Volume 12, Number 2

Simple Sentence in a·we

  Authors

Amanda Aski Macdonald Momin, NEHU, India

  Abstract

A·we is the standard variety of the A·chik language also known as A·chikku which is also commonly known as the Garo language. The Garo language belongs to the Tibeto-Burman branch of the Sino-Tibetan language family. Since Syntax involves arranging words to create logical phrases, clauses, and sentences, simple sentence is an important part of syntax and thus knowing about the simple sentence in A·we forms the basis of writing correct sentences in this variety of the Garo language.

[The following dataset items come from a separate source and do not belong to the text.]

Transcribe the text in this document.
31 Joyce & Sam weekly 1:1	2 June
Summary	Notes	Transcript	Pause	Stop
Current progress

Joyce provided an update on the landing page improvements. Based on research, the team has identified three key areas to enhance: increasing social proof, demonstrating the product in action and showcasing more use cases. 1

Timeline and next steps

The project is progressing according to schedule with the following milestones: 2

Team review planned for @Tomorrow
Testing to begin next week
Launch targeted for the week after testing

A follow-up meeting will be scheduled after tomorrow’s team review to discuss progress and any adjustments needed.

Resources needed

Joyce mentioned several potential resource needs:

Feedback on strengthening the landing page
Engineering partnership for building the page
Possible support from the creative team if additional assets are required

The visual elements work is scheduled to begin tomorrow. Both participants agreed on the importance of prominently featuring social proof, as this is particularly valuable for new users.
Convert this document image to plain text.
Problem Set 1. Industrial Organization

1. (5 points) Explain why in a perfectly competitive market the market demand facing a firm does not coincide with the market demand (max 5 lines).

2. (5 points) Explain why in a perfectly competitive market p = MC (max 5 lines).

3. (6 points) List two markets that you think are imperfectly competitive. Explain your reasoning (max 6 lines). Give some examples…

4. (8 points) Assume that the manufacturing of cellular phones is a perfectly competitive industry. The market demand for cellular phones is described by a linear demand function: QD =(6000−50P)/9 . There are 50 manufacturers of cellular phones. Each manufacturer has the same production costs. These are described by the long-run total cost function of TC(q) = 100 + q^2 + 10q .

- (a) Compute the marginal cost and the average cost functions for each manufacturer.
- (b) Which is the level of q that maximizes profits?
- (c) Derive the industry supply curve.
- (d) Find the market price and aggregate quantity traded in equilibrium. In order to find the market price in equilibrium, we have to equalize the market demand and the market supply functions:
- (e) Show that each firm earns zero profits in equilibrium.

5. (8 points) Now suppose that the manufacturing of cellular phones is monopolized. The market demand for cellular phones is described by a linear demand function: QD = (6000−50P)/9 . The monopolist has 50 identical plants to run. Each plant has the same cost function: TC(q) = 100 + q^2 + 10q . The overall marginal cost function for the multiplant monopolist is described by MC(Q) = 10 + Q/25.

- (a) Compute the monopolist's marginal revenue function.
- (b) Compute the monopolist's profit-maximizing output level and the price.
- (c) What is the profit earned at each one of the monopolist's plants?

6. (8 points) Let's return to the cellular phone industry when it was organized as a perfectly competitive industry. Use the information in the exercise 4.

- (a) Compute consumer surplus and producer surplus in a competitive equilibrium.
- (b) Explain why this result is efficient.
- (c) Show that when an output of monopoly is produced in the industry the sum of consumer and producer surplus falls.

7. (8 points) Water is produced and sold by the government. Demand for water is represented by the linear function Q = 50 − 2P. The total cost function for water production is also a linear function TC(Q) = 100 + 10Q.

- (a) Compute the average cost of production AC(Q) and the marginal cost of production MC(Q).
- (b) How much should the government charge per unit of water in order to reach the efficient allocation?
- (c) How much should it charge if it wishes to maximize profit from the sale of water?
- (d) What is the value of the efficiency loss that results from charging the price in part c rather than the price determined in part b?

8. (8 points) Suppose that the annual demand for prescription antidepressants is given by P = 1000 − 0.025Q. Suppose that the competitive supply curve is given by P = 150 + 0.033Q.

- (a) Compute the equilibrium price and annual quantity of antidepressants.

Noam Chomsky, the famous Linguist used the phrase, “ colorless green ideas sleep furiously’ in his book, Syntactic Structures (1957) as an example of a sentence which is syntactically and grammatically correct because it has the correct word order and the verb is consistent with the subject but is semantically incorrect. Chomsky (1957) thus illustrates that the rules governing syntax are different from the meaning conveyed by words. We can observe that there are subject and predicate in a simple sentence in language, which is the same for A·we. It is not essential that a simple sentence must be a short sentence and it is also possible to write a simple sentence if there is only one predicate used with a number of subjects to make a long sentence. Such sentences are still called a simple sentence. In this paper, we will discuss some classification of simple sentence in A·we which will further contribute to the study of syntax in A·we as well as aid in constructing proper sentences in the language.